Some of the key messages coming out of the conference are:
There are more solutions than most people think. World Water Week 2022 has demonstrated a broad range of concrete ideas that could greatly reduce the impact of droughts, floods and storms across the world, including investments in sanitation, regenerative farming, water-smart city planning, early-warning systems and watershed restoration, to name but a few. Often, what is needed is political will and increased investments.
Water needs to be at the top of the global agenda. There is growing recognition that we will not achieve the Sustainable Development Goals without profound and inclusive transformations. Water is essential to all the goals, which is why it is so important that World Water Week is increasingly becoming a conference about water for people rather than a conference for water people. The climate conference COP 27 in November 2022, the biodiversity conference COP 15 in December 2022 and the United Nations Water Conference in March 2023 will all be of crucial importance.

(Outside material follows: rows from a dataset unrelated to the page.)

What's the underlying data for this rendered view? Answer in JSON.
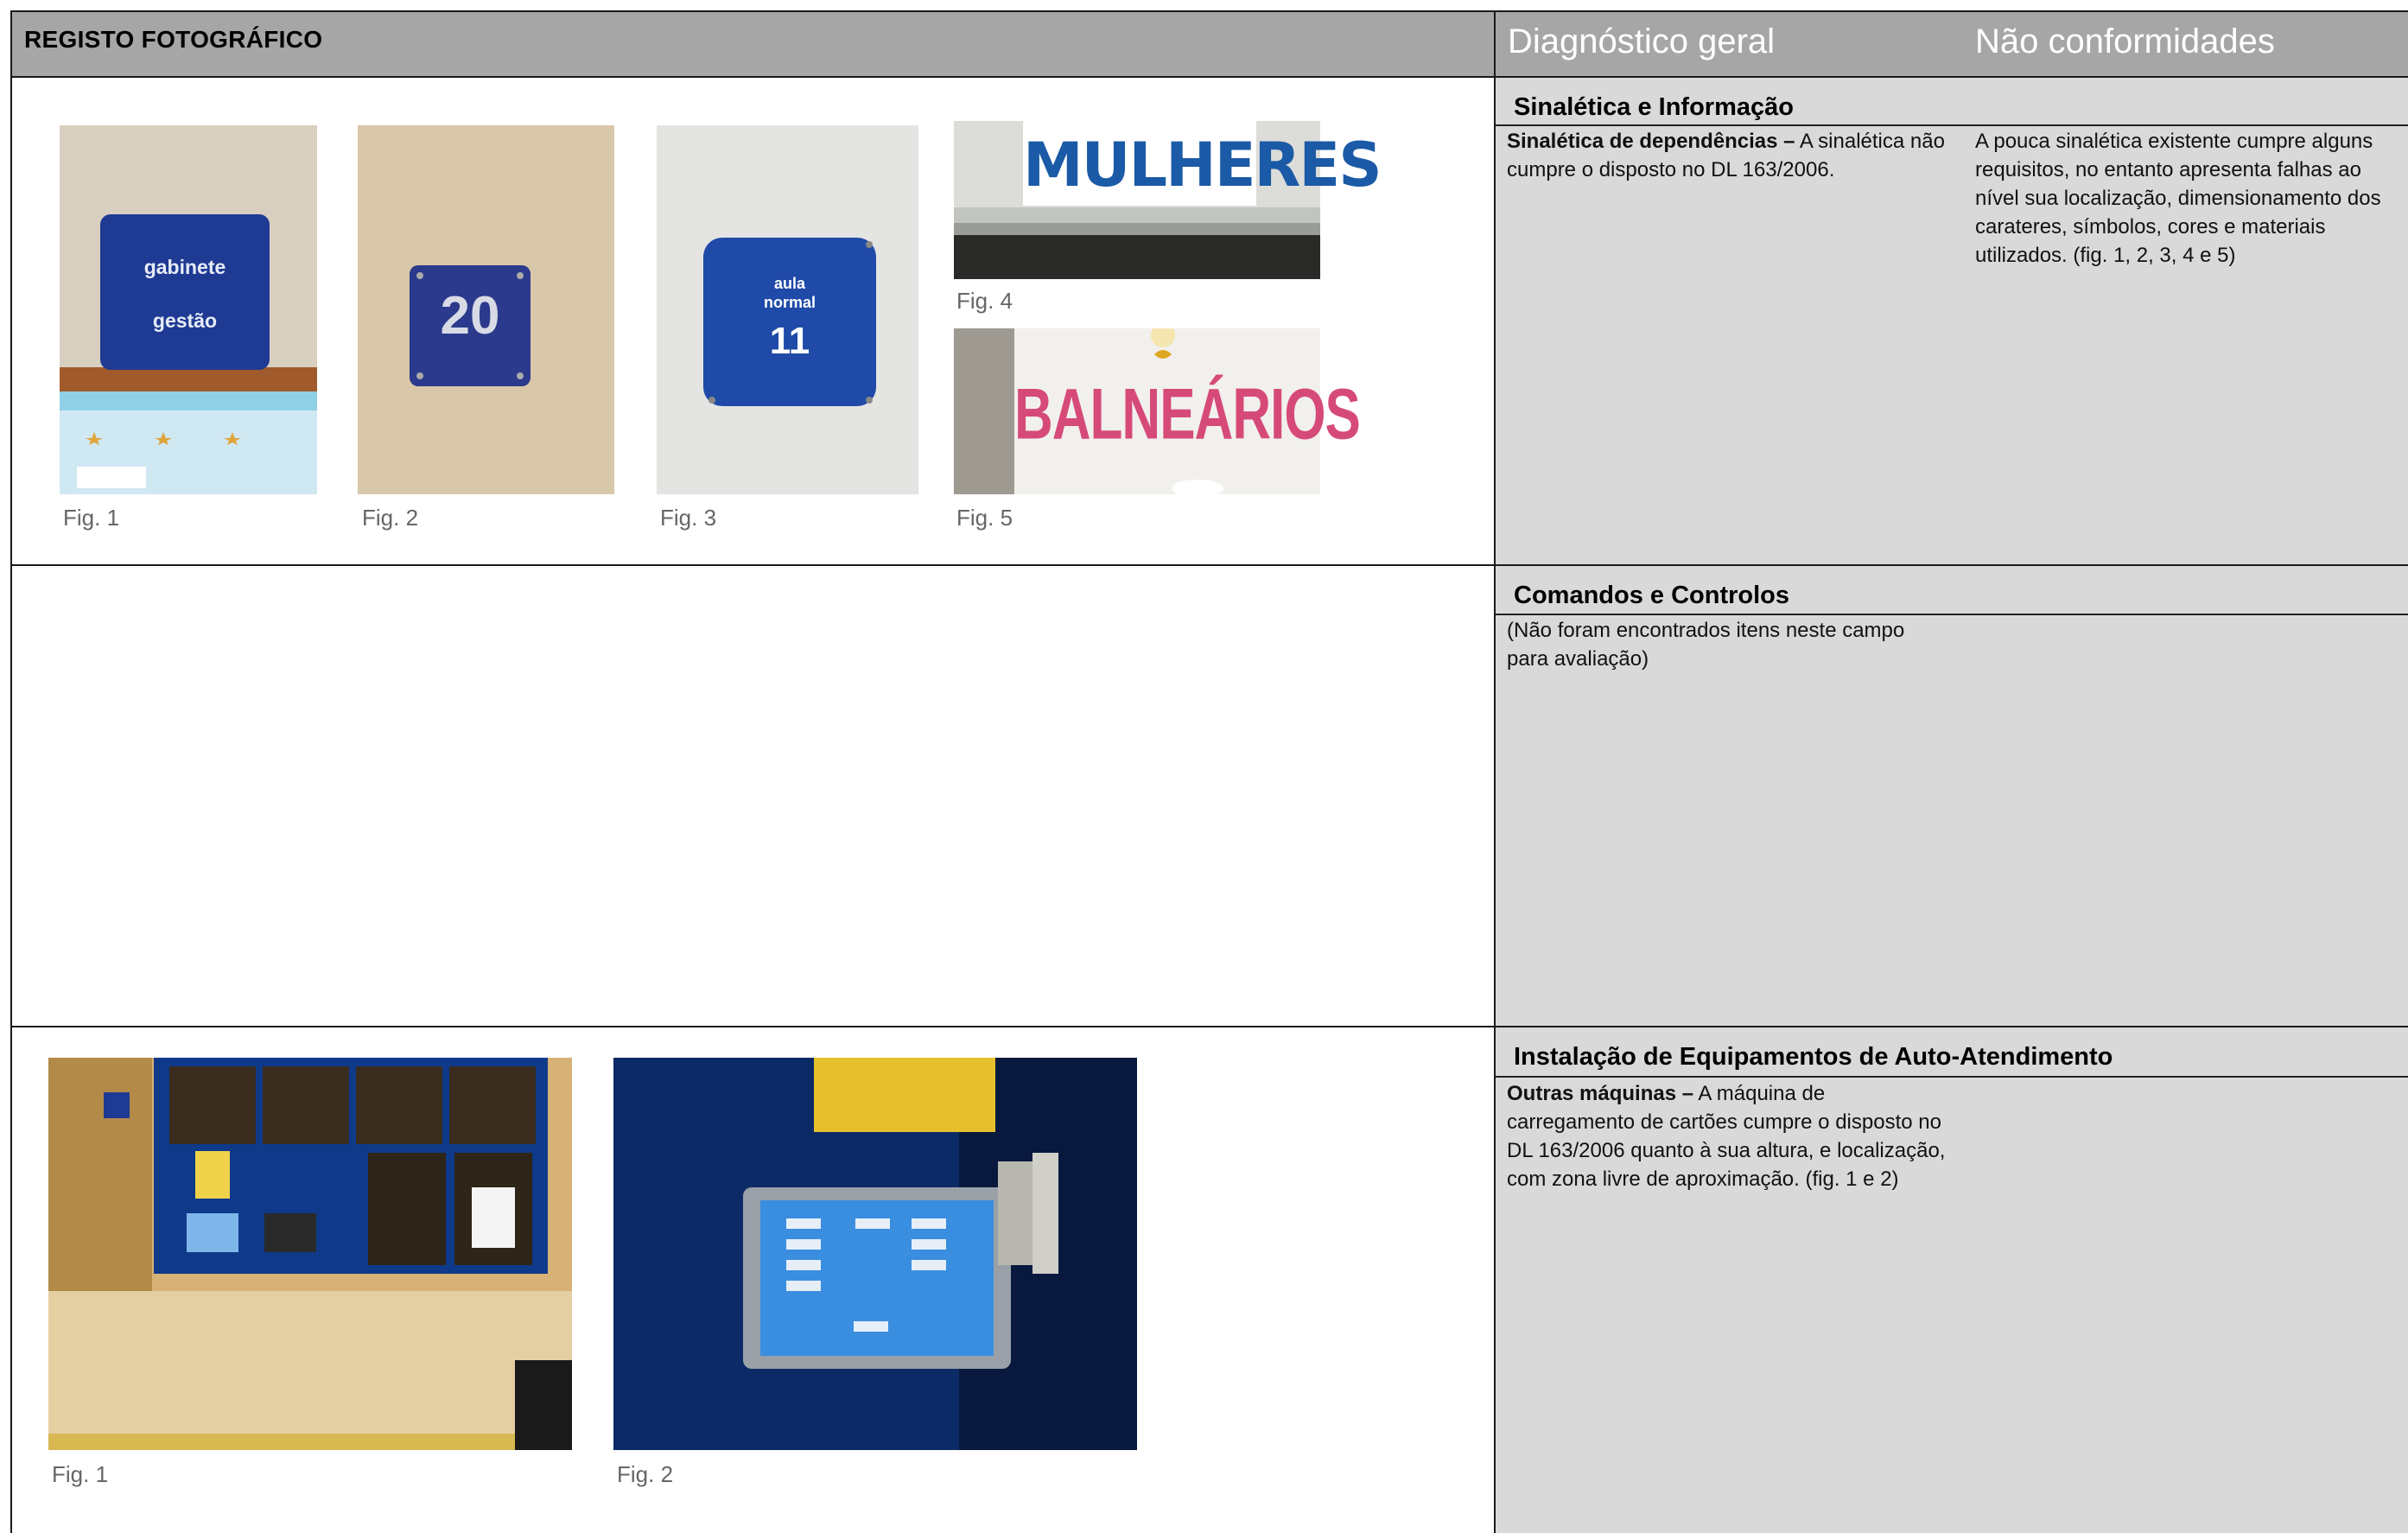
{
  "header": {
    "title": "REGISTO FOTOGRÁFICO",
    "col_diagnostico": "Diagnóstico geral",
    "col_nao_conformidades": "Não conformidades"
  },
  "sections": [
    {
      "title": "Sinalética e Informação",
      "diagnostico_bold": "Sinalética de dependências –",
      "diagnostico_text": " A sinalética não cumpre o disposto no DL 163/2006.",
      "nao_conformidades": "A pouca sinalética existente cumpre alguns requisitos, no entanto apresenta falhas ao nível sua localização, dimensionamento dos carateres, símbolos, cores e materiais utilizados. (fig. 1, 2, 3, 4 e 5)",
      "figures": [
        {
          "caption": "Fig. 1",
          "sign_line1": "gabinete",
          "sign_line2": "gestão"
        },
        {
          "caption": "Fig. 2",
          "sign_number": "20"
        },
        {
          "caption": "Fig. 3",
          "sign_line1": "aula",
          "sign_line2": "normal",
          "sign_number": "11"
        },
        {
          "caption": "Fig. 4",
          "sign_text": "MULHERES"
        },
        {
          "caption": "Fig. 5",
          "sign_text": "BALNEÁRIOS"
        }
      ]
    },
    {
      "title": "Comandos e Controlos",
      "diagnostico_text": "(Não foram encontrados itens neste campo para avaliação)",
      "nao_conformidades": ""
    },
    {
      "title": "Instalação de Equipamentos de Auto-Atendimento",
      "diagnostico_bold": "Outras máquinas –",
      "diagnostico_text": " A máquina de carregamento de cartões cumpre o disposto no DL 163/2006 quanto à sua altura, e localização, com zona livre de aproximação. (fig. 1 e 2)",
      "nao_conformidades": "",
      "figures": [
        {
          "caption": "Fig. 1"
        },
        {
          "caption": "Fig. 2"
        }
      ]
    }
  ],
  "colors": {
    "header_bg": "#a6a6a6",
    "panel_bg": "#d9d9d9",
    "sign_blue": "#1f3a93",
    "caption_gray": "#666666"
  }
}
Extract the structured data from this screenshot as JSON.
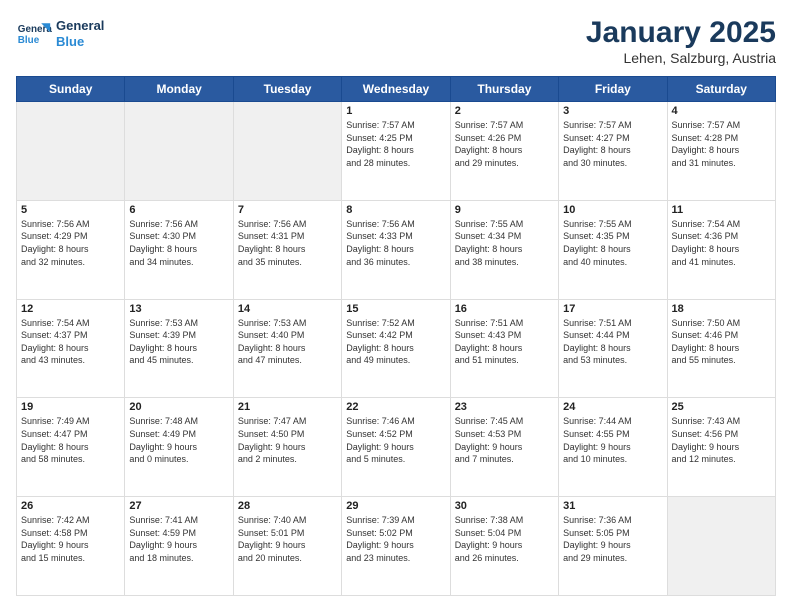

We need a new relationship with nature. Biodiversity, ecosystems and the role of the water cycle are increasingly understood and highlighted. One important growing trend is to view water holistically, recognising the connection between land-based, freshwater and marine ecosystems. This also means that the source-to-sea approach to management is rapidly gaining more traction.
Explaining why, the World Water Week theme in 2023 will be innovation, Torgny Holmgren, executive director of Stockholm International Water Institute, organiser of World Water Week, said:
“The topic of innovation in water is very much needed, and it feels like the logical next step after the discussions we have had this year about the value of water. There is no quick fix to the climate and water crisis or any of the other problems we are facing. We need profound transformations of all sectors of society – food, energy, water – and that will require new kinds of innovations. World Water Week 2023 will be about fostering this new thinking about what innovation really is and what it can be.”
World Water Week 2023 will be held in Stockholm from the 27th August to the 1st September 2023.